As one of the worst affected industries, many businesses had to either close downed for good or became de-facto delivery services.
Speaking to BreakingNews.ie, chief executive of the Restaurant Association of Ireland (RAI), Adrian Cummins said the issue will become more pronounced over the next few months.
“What we are seeing now and will see through the summer months is businesses just will not be able to open certain days of the week. They just don’t have enough staff to cover it.”
“You take a town like Kinsale, which is a big tourist spot. I have heard from operators down there that they are asking Fáilte Ireland to advise tourists to pre-book their meal for a Saturday or Sunday night.”
“They just cannot guarantee they will get a meal if they just show up.”
The other main issue is that there is no overall strategy for the industry, and it is going from “one crisis to another,” he said.
“Everybody is crying out for one single agency to deal with staffing for the industry. You have Teagasc who looks after the farmers, but we are one of the biggest parts of the economy, and we do not have anyone in charge.”
When it comes to the idea that low wages are one of the reasons workers are leaving the industry, Mr Cummins called it a “load of nonsense.”
“Staff moved to other sectors during the pandemic, and we also had a high level of non-EU people working in our industry. Many people simply went back home and never returned.”

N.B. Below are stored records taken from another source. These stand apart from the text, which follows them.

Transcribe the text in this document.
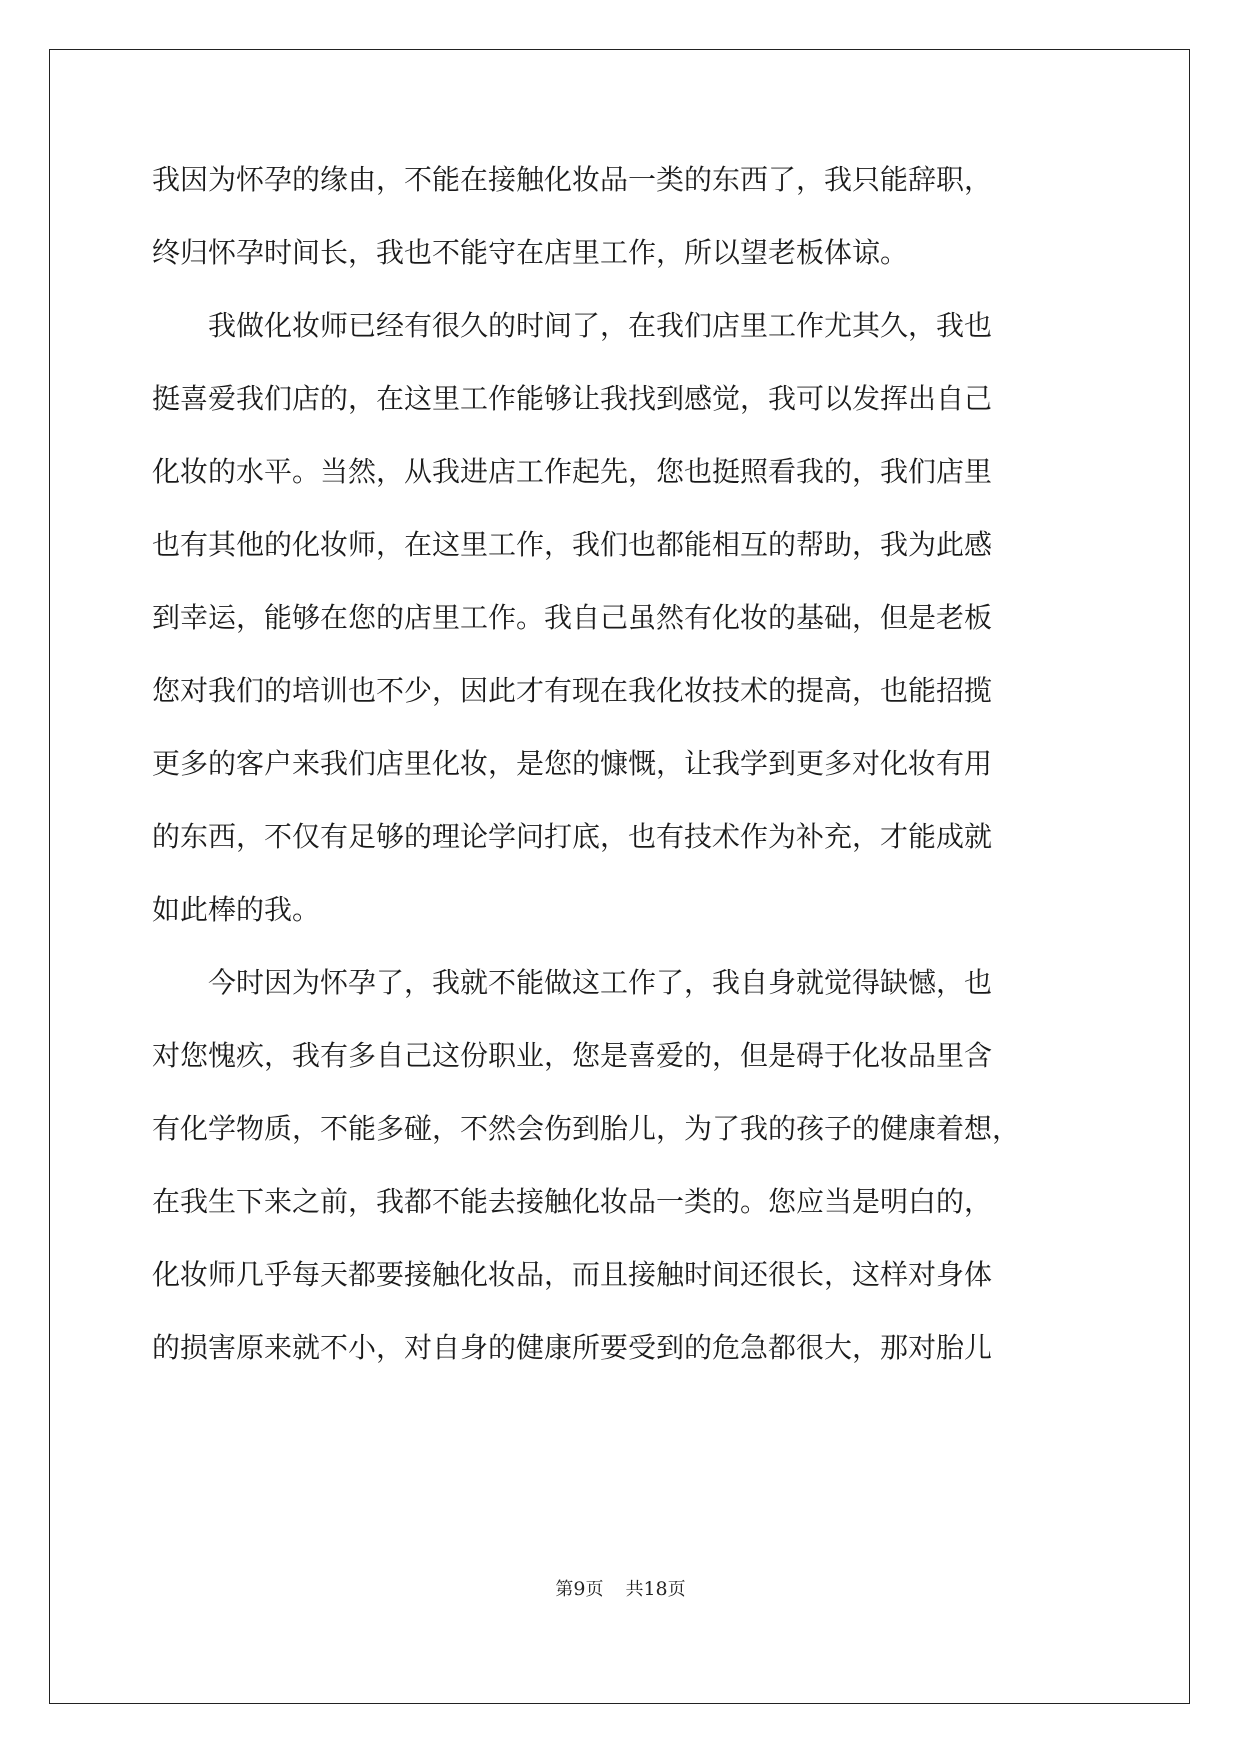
我因为怀孕的缘由，不能在接触化妆品一类的东西了，我只能辞职，

终归怀孕时间长，我也不能守在店里工作，所以望老板体谅。

　　我做化妆师已经有很久的时间了，在我们店里工作尤其久，我也

挺喜爱我们店的，在这里工作能够让我找到感觉，我可以发挥出自己

化妆的水平。当然，从我进店工作起先，您也挺照看我的，我们店里

也有其他的化妆师，在这里工作，我们也都能相互的帮助，我为此感

到幸运，能够在您的店里工作。我自己虽然有化妆的基础，但是老板

您对我们的培训也不少，因此才有现在我化妆技术的提高，也能招揽

更多的客户来我们店里化妆，是您的慷慨，让我学到更多对化妆有用

的东西，不仅有足够的理论学问打底，也有技术作为补充，才能成就

如此棒的我。

　　今时因为怀孕了，我就不能做这工作了，我自身就觉得缺憾，也

对您愧疚，我有多自己这份职业，您是喜爱的，但是碍于化妆品里含

有化学物质，不能多碰，不然会伤到胎儿，为了我的孩子的健康着想，

在我生下来之前，我都不能去接触化妆品一类的。您应当是明白的，

化妆师几乎每天都要接触化妆品，而且接触时间还很长，这样对身体

的损害原来就不小，对自身的健康所要受到的危急都很大，那对胎儿

第9页 共18页
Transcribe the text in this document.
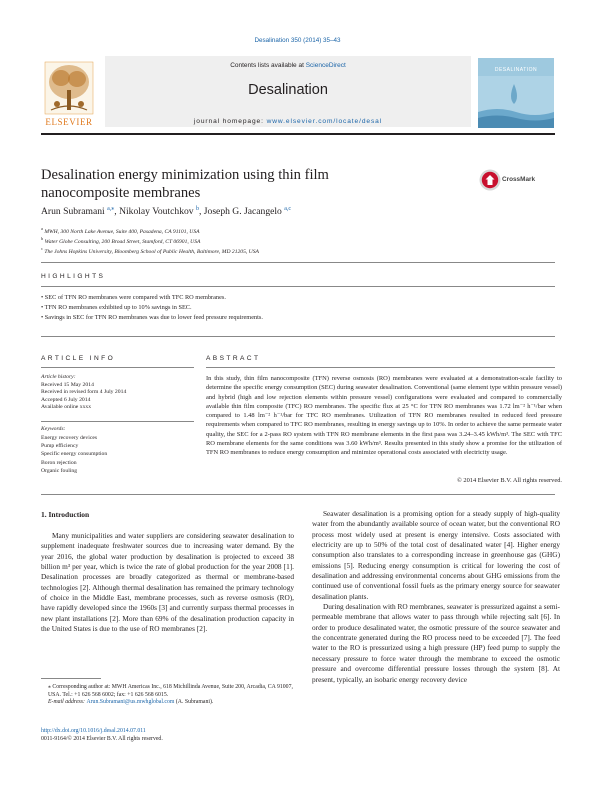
Desalination 350 (2014) 35–43
ELSEVIER
Contents lists available at ScienceDirect
Desalination
journal homepage: www.elsevier.com/locate/desal
DESALINATION
Desalination energy minimization using thin film
nanocomposite membranes
CrossMark
Arun Subramani $^{a,⁎}$, Nikolay Voutchkov $^b$, Joseph G. Jacangelo $^{a,c}$
$^a$ MWH, 300 North Lake Avenue, Suite 400, Pasadena, CA 91101, USA
$^b$ Water Globe Consulting, 200 Broad Street, Stamford, CT 06901, USA
$^c$ The Johns Hopkins University, Bloomberg School of Public Health, Baltimore, MD 21205, USA
HIGHLIGHTS
• SEC of TFN RO membranes were compared with TFC RO membranes.
• TFN RO membranes exhibited up to 10% savings in SEC.
• Savings in SEC for TFN RO membranes was due to lower feed pressure requirements.
ARTICLE INFO
Article history:
Received 15 May 2014
Received in revised form 4 July 2014
Accepted 6 July 2014
Available online xxxx
Keywords:
Energy recovery devices
Pump efficiency
Specific energy consumption
Boron rejection
Organic fouling
ABSTRACT
In this study, thin film nanocomposite (TFN) reverse osmosis (RO) membranes were evaluated at a demonstration-scale facility to determine the specific energy consumption (SEC) during seawater desalination. Conventional (same element type within pressure vessel) and hybrid (high and low rejection elements within pressure vessel) configurations were evaluated and compared to commercially available thin film composite (TFC) RO membranes. The specific flux at 25 °C for TFN RO membranes was 1.72 lm⁻² h⁻¹/bar when compared to 1.48 lm⁻² h⁻¹/bar for TFC RO membranes. Utilization of TFN RO membranes resulted in reduced feed pressure requirements when compared to TFC RO membranes, resulting in energy savings up to 10%. In order to achieve the same permeate water quality, the SEC for a 2-pass RO system with TFN RO membrane elements in the first pass was 3.24–3.45 kWh/m³. The SEC with TFC RO membrane elements for the same conditions was 3.60 kWh/m³. Results presented in this study show a promise for the utilization of TFN RO membranes to reduce energy consumption and minimize operational costs associated with electricity usage.
© 2014 Elsevier B.V. All rights reserved.
1. Introduction

Many municipalities and water suppliers are considering seawater desalination to supplement inadequate freshwater sources due to increasing water demand. By the year 2016, the global water production by desalination is projected to exceed 38 billion m³ per year, which is twice the rate of global production for the year 2008 [1]. Desalination processes are broadly categorized as thermal or membrane-based technologies [2]. Although thermal desalination has remained the primary technology of choice in the Middle East, membrane processes, such as reverse osmosis (RO), have rapidly developed since the 1960s [3] and currently surpass thermal processes in new plant installations [2]. More than 69% of the desalination production capacity in the United States is due to the use of RO membranes [2].

Seawater desalination is a promising option for a steady supply of high-quality water from the abundantly available source of ocean water, but the conventional RO process most widely used at present is energy intensive. Costs associated with electricity are up to 50% of the total cost of desalinated water [4]. Higher energy consumption also translates to a corresponding increase in greenhouse gas (GHG) emissions [5]. Reducing energy consumption is critical for lowering the cost of desalination and addressing environmental concerns about GHG emissions from the continued use of conventional fossil fuels as the primary energy source for seawater desalination plants.

During desalination with RO membranes, seawater is pressurized against a semi-permeable membrane that allows water to pass through while rejecting salt [6]. In order to produce desalinated water, the osmotic pressure of the source seawater and the concentrate generated during the RO process need to be exceeded [7]. The feed water to the RO is pressurized using a high pressure (HP) feed pump to supply the necessary pressure to force water through the membrane to exceed the osmotic pressure and overcome differential pressure losses through the system [8]. At present, typically, an isobaric energy recovery device

⁎ Corresponding author at: MWH Americas Inc., 618 Michillinda Avenue, Suite 200, Arcadia, CA 91007, USA. Tel.: +1 626 568 6002; fax: +1 626 568 6015.
E-mail address: Arun.Subramani@us.mwhglobal.com (A. Subramani).
http://dx.doi.org/10.1016/j.desal.2014.07.011
0011-9164/© 2014 Elsevier B.V. All rights reserved.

Mr Cummins said there needs to be a co-ordinated campaign either by the Government or Fáilte Ireland to attract non-EU workers back to the industry.
“It is not a viable business if premises can only open certain days of the week. We are going to have to fix it and the Government needs to help us.”
In terms of what the Government can do, he said they can start by processing more permits, so more people can come into work from overseas.
He said putting hospitality on the Critical Skills Occupations list — which highlights the industries where there are shortages in qualifications, experience or skills — is crucial.
“Prior to Covid we had to 240,000 people working in our industry and the majority of them seemed to be happy. We only really had a shortage of chefs, but now we have a major shortage in waiting staff as well.”
In terms of how owners are dealing with the shortages, Arsen Hoxha, the owner of the Little Kitchen in Dublin said his own restaurant is doing well in terms of staff, but most are struggling.
“I had to build a new team from scratch really as most of the staff I had left.
“My assailant manager was working here for four years, but during lockdown she got her taxi licence and when things opened back up she became a taxi driver.”
He said a lot of people reassessed their work life during the pandemic and the unsociable hours did not suit a lot of people.” In terms of wages, we pay our staff well here (the Little Kitchen) because we are smaller.”
Mr Hoxha said the biggest problem currently is trying to get chefs either from Ireland or abroad.
He thinks there has been a shift in recent years and not as many people are as interested in cooking. As a whole, he said there are not as many young Irish chefs coming through as before.
“Because of the pandemic we don’t have as many students coming from abroad to work in the industry as well, They were a big part of the workforce.
“I think over the summer period staffing will be a big issue both in front and back of house. I think businesses will have to start looking further afield to recruit staff for sure.”